We have set the workflow timeout to be 45 seconds using setWorkflowExecutionTimeout(). The expectation was, all the workflows will be closed within that time (maybe some will have Timedout status).
After running a few rounds of stress tests we can see some workflows are still open (with Running status) after a few days.
Not sure in what circumstances this can happen. If we start accumulating these open instances, how will this impact the Temporal system?
Here is what I see in the Temporal UI for once such workflow:
Note the empty WorkflowExecutionTimeout and WorkflowRunTimeouts. So they defaulted to the infinity. It looks like your 45 second timeout wasn’t specified. Would you post the code that starts the workflow specifying this timeout?
Thanks, @maxim. I understand there is some problem with our code. I will share it with you in some time.
One question I had though, can we have any default timeout in the Workflow definition to protect us from instances when the client does not specify anything? Something like @WorkflowMethod(executionStartToCloseTimeoutSeconds = 10) in Cadence?

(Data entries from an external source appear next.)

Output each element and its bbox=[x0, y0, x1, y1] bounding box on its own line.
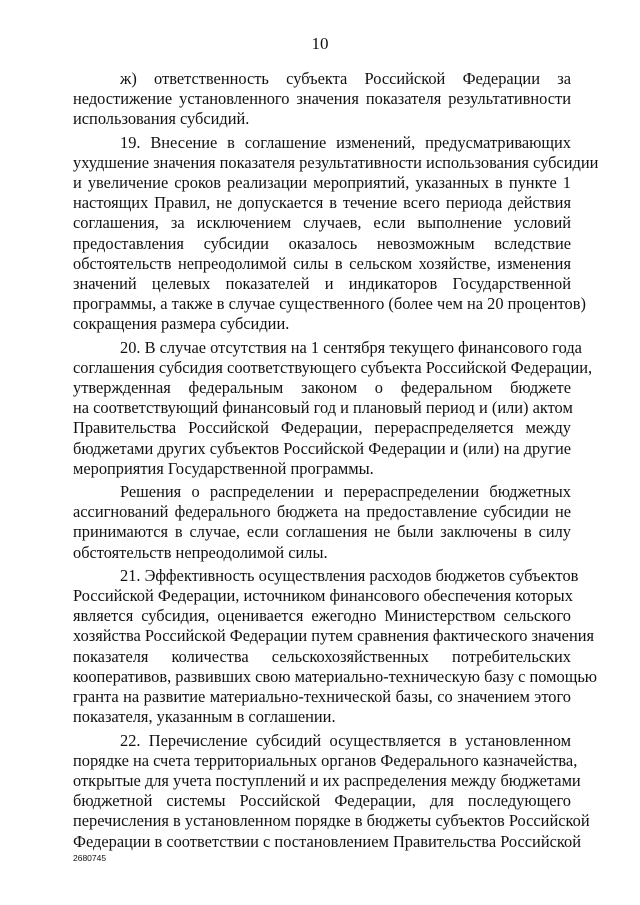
paragraph bbox=[73, 132, 599, 335]
text-line: кооперативов, развивших свою материально-техническую базу с помощью bbox=[73, 666, 598, 686]
text-line: Правительства Российской Федерации, перераспределяется между bbox=[73, 418, 571, 438]
text-line: показателя количества сельскохозяйственных потребительских bbox=[73, 646, 571, 666]
text-line: на соответствующий финансовый год и плановый период и (или) актом bbox=[73, 398, 573, 418]
text-line: порядке на счета территориальных органов Федерального казначейства, bbox=[73, 750, 578, 770]
text-line: предоставления субсидии оказалось невозможным вследствие bbox=[73, 233, 571, 253]
text-line: мероприятия Государственной программы. bbox=[73, 458, 374, 478]
text-line: Федерации в соответствии с постановлением Правительства Российской bbox=[73, 831, 581, 851]
text-line: 19. Внесение в соглашение изменений, предусматривающих bbox=[120, 132, 571, 152]
text-line: ж) ответственность субъекта Российской Федерации за bbox=[120, 69, 571, 88]
text-line: сокращения размера субсидии. bbox=[73, 314, 290, 334]
text-line: и увеличение сроков реализации мероприятий, указанных в пункте 1 bbox=[73, 173, 571, 193]
text-line: бюджетами других субъектов Российской Федерации и (или) на другие bbox=[73, 438, 571, 458]
text-line: значений целевых показателей и индикаторов Государственной bbox=[73, 274, 571, 294]
text-line: Решения о распределении и перераспределении бюджетных bbox=[120, 482, 571, 502]
paragraph bbox=[73, 482, 571, 563]
text-line: программы, а также в случае существенного (более чем на 20 процентов) bbox=[73, 294, 586, 314]
text-line: перечисления в установленном порядке в бюджеты субъектов Российской bbox=[73, 811, 590, 831]
page-number: 10 bbox=[311, 34, 329, 53]
document-body bbox=[73, 69, 599, 855]
text-line: ассигнований федерального бюджета на предоставление субсидии не bbox=[73, 502, 571, 522]
paragraph bbox=[73, 730, 590, 852]
text-line: 21. Эффективность осуществления расходов бюджетов субъектов bbox=[120, 565, 579, 585]
text-line: гранта на развитие материально-технической базы, со значением этого bbox=[73, 687, 571, 707]
text-line: обстоятельств непреодолимой силы в сельском хозяйстве, изменения bbox=[73, 253, 571, 273]
text-line: бюджетной системы Российской Федерации, для последующего bbox=[73, 791, 571, 811]
text-line: настоящих Правил, не допускается в течение всего периода действия bbox=[73, 193, 571, 213]
text-line: хозяйства Российской Федерации путем сравнения фактического значения bbox=[73, 626, 595, 646]
text-line: 22. Перечисление субсидий осуществляется в установленном bbox=[120, 730, 571, 750]
text-line: открытые для учета поступлений и их распределения между бюджетами bbox=[73, 770, 581, 790]
text-line: использования субсидий. bbox=[73, 109, 250, 129]
text-line: ухудшение значения показателя результативности использования субсидии bbox=[73, 152, 599, 172]
paragraph bbox=[73, 69, 571, 130]
text-line: утвержденная федеральным законом о федеральном бюджете bbox=[73, 378, 571, 398]
paragraph bbox=[73, 565, 598, 728]
text-line: обстоятельств непреодолимой силы. bbox=[73, 542, 328, 562]
text-line: соглашения, за исключением случаев, если выполнение условий bbox=[73, 213, 571, 233]
text-line: соглашения субсидия соответствующего субъекта Российской Федерации, bbox=[73, 357, 593, 377]
text-line: 20. В случае отсутствия на 1 сентября текущего финансового года bbox=[120, 337, 582, 357]
text-line: недостижение установленного значения показателя результативности bbox=[73, 89, 571, 109]
text-line: принимаются в случае, если соглашения не были заключены в силу bbox=[73, 522, 571, 542]
paragraph bbox=[73, 337, 593, 479]
text-line: показателя, указанным в соглашении. bbox=[73, 707, 336, 727]
text-line: Российской Федерации, источником финансового обеспечения которых bbox=[73, 586, 573, 606]
text-line: является субсидия, оценивается ежегодно Министерством сельского bbox=[73, 606, 571, 626]
document-code: 2680745 bbox=[73, 853, 107, 863]
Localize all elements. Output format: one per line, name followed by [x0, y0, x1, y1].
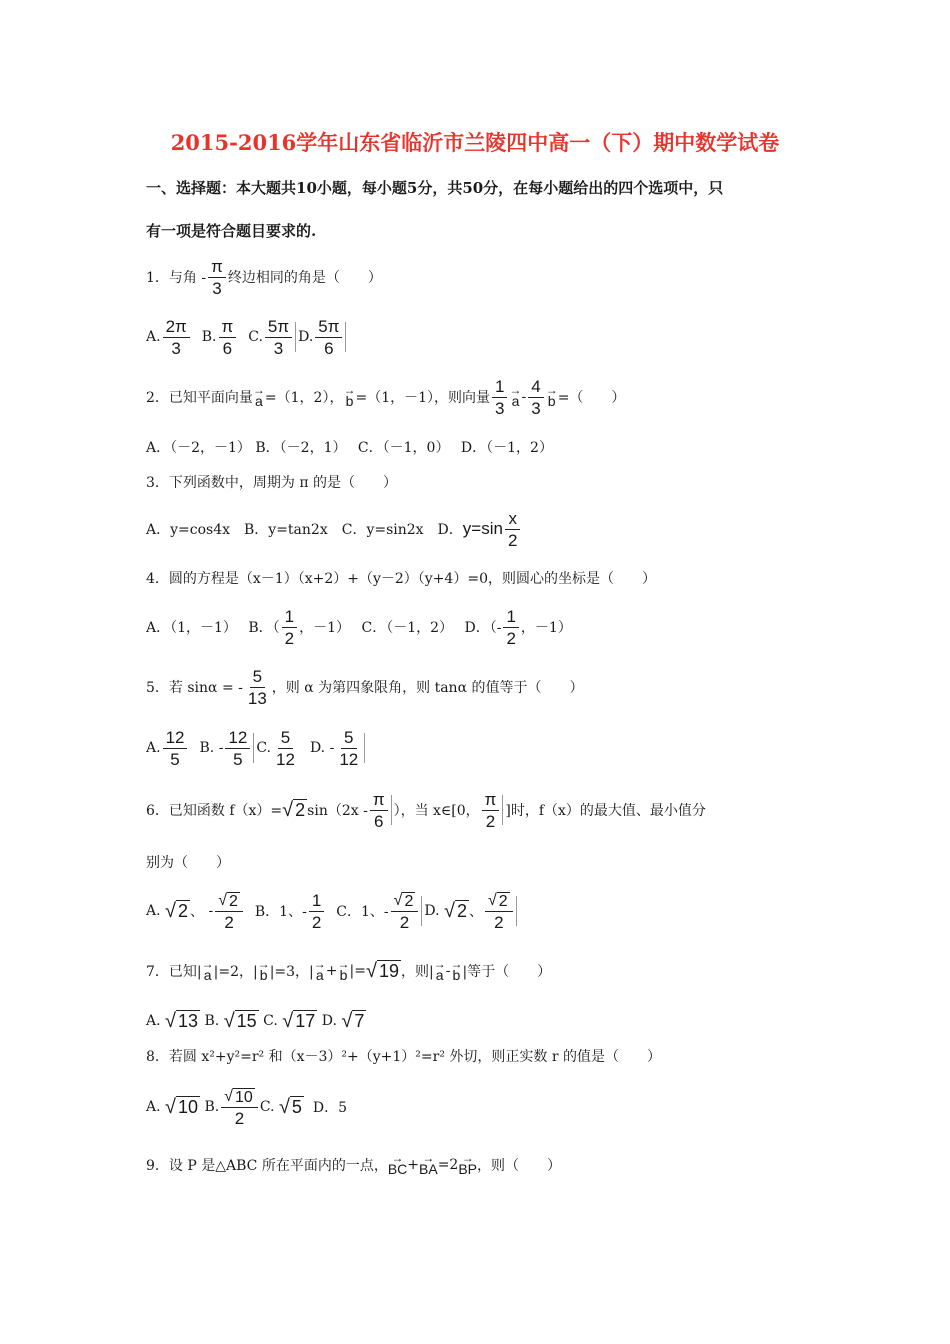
question-6-options: A. √ 2 、 - √ 2 2 B．1、- $\frac{1}{2}$ C．1、- √ 2 2 D. √ 2 、 √ 2 2 [146, 896, 519, 926]
question-7-options: A. √ 13 B. √ 15 C. √ 17 D. √ 7 [146, 1010, 365, 1032]
question-4-options: A．（1，－1） B．（ $\frac{1}{2}$ ，－1） C．（－1，2） D．（- $\frac{1}{2}$ ，－1） [146, 606, 572, 648]
question-3: 3．下列函数中，周期为 π 的是（ ） [146, 475, 398, 491]
section-heading-line1: 一、选择题：本大题共10小题，每小题5分，共50分，在每小题给出的四个选项中，只 [146, 179, 724, 197]
question-2: 2．已知平面向量 → a =（1，2）， → b =（1，－1），则向量 $\frac{1}{3}$ → a - $\frac{4}{3}$ → b =（ ） [146, 376, 626, 418]
question-2-options: A．（－2，－1） B．（－2，1） C．（－1，0） D．（－1，2） [146, 440, 553, 456]
question-6-line2: 别为（ ） [146, 855, 230, 871]
question-8-options: A. √ 10 B. √ 10 2 C. √ 5 D．5 [146, 1087, 347, 1128]
q1-stem-suffix: 终边相同的角是（ ） [227, 270, 382, 286]
q1-stem-prefix: 1．与角 - [146, 270, 207, 286]
section-heading-line2: 有一项是符合题目要求的. [146, 222, 317, 240]
q1-option-b: $\frac{\pi}{6}$ [219, 317, 237, 358]
question-9: 9．设 P 是△ABC 所在平面内的一点， → BC + → BA =2 → BP ，则（ ） [146, 1151, 562, 1177]
exam-title: 2015-2016学年山东省临沂市兰陵四中高一（下）期中数学试卷 [170, 130, 780, 155]
question-1-options: A. $\frac{2\pi}{3}$ B. $\frac{\pi}{6}$ C. $\frac{5\pi}{3}$ D. $\frac{5\pi}{6}$ [146, 322, 348, 352]
sqrt-2: √ 2 [282, 799, 306, 821]
question-7: 7．已知| → a |=2，| → b |=3，| → a + → b |= √ 19 ，则| → a - → b |等于（ ） [146, 957, 552, 983]
q1-option-a: $\frac{2\pi}{3}$ [163, 317, 190, 358]
vector-b: → b [343, 383, 356, 409]
q1-option-c: $\frac{5\pi}{3}$ [265, 317, 292, 358]
q3-option-d-fraction: $\frac{x}{2}$ [505, 509, 520, 550]
question-3-options: A．y=cos4x B．y=tan2x C．y=sin2x D． y=sin $\frac{x}{2}$ [146, 514, 522, 544]
question-5-options: A. $\frac{12}{5}$ B. - $\frac{12}{5}$ C. $\frac{5}{12}$ D. - $\frac{5}{12}$ [146, 733, 367, 763]
q1-fraction: $\frac{\pi}{3}$ [208, 257, 226, 298]
q2-fraction-2: $\frac{4}{3}$ [528, 377, 543, 418]
question-5: 5．若 sinα = - $\frac{5}{13}$ ，则 α 为第四象限角，则 tanα 的值等于（ ） [146, 666, 584, 708]
question-4: 4．圆的方程是（x－1）（x+2）+（y－2）（y+4）=0，则圆心的坐标是（ ） [146, 571, 656, 587]
question-8: 8．若圆 x²+y²=r² 和（x－3）²+（y+1）²=r² 外切，则正实数 r 的值是（ ） [146, 1049, 661, 1065]
question-1 [146, 256, 382, 298]
q2-fraction-1: $\frac{1}{3}$ [492, 377, 507, 418]
q5-fraction: $\frac{5}{13}$ [247, 666, 267, 708]
q1-option-d: $\frac{5\pi}{6}$ [315, 317, 342, 358]
vector-a: → a [252, 383, 265, 409]
question-6: 6．已知函数 f（x）= √ 2 sin（2x - $\frac{\pi}{6}$ ），当 x∈[0， $\frac{\pi}{2}$ ]时，f（x）的最大值、最小值分 [146, 789, 706, 831]
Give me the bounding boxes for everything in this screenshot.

Defining timeouts in the annotation can be misleading. For example, the value is changed and the new worker is deployed. But the process that starts workflow still uses the old version of the workflow interface. The old timeout is going to be used. Or workflow is started using non strongly typed interface then the timeout will not be specified.
We recommend not setting workflow timeouts at all. They don’t have any business meaning and the only reason for them is to avoid runaway workflows that consume system resources for a long time.